The roads in the Paris area are often wet and slippery, and have irregular surfaces (cobblestones, speed bumps, poor pavement). I wanted a bike with better traction and braking power than my road racing bike—a bike that I could also use for touring. In January, I bought a mountain bike. I was not planning to ride off-road, so I put on Panaracer Pasela Compe non-knobby tires, and added a luggage rack for saddlebags.
France’s network of small roads and frequent hotels make it a good country for hotel-type cycletouring.
Note to Americans: these hotels are not luxurious. Often, the entrance is through the bar. There is usually a sink (lavabo) in the room, but there may not be toilets or showers—in this case, there will be common facilities for several rooms. Soap and shampoo are not provided, so always carry your own. Hotels usually have a restaurant. Do not expect the hotel keepers to speak or understand English.
In early May, I toured the Var department in southeast France, then in June, did a tour of the Hautes Alpes and Gorges du Verdon. My French bicycling partner, Charly, designed the itineraries for both trips. He provided maps with the roads highlighted, names and information for hotels, and descriptions of the scenery and places to visit en route. He also loaned me his old saddlebags. Charly’s reason for living is to ride mountains, so any itinerary he plans has lots of climbing. The ones he made for me were no exception.
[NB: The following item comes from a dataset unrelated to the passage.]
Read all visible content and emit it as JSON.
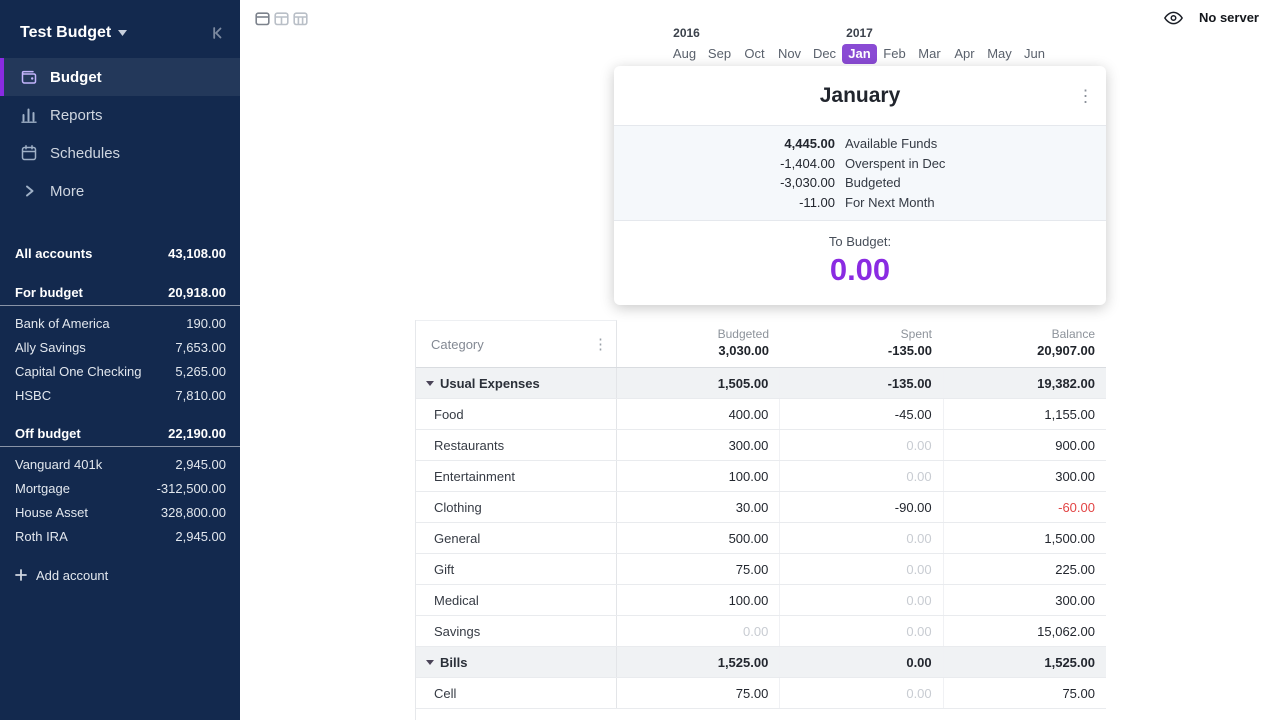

These trips were the first time I had done this type of bicycling—riding with saddlebags, staying at hotels. I had to get used to the differences between this style of riding and the style that I had always done—training for racing or fast touring.
In order for the kilometers to be “official” for my club, both these trips were classified as FFCT Voyages Itinerants. Every day of the trip, I had to get the Voyage Itinerant card stamped at any place of business that I passed en route.
Both trips were point-to point. I took the train from Paris to the departure town, rode the stages, and returned to Paris from a different town.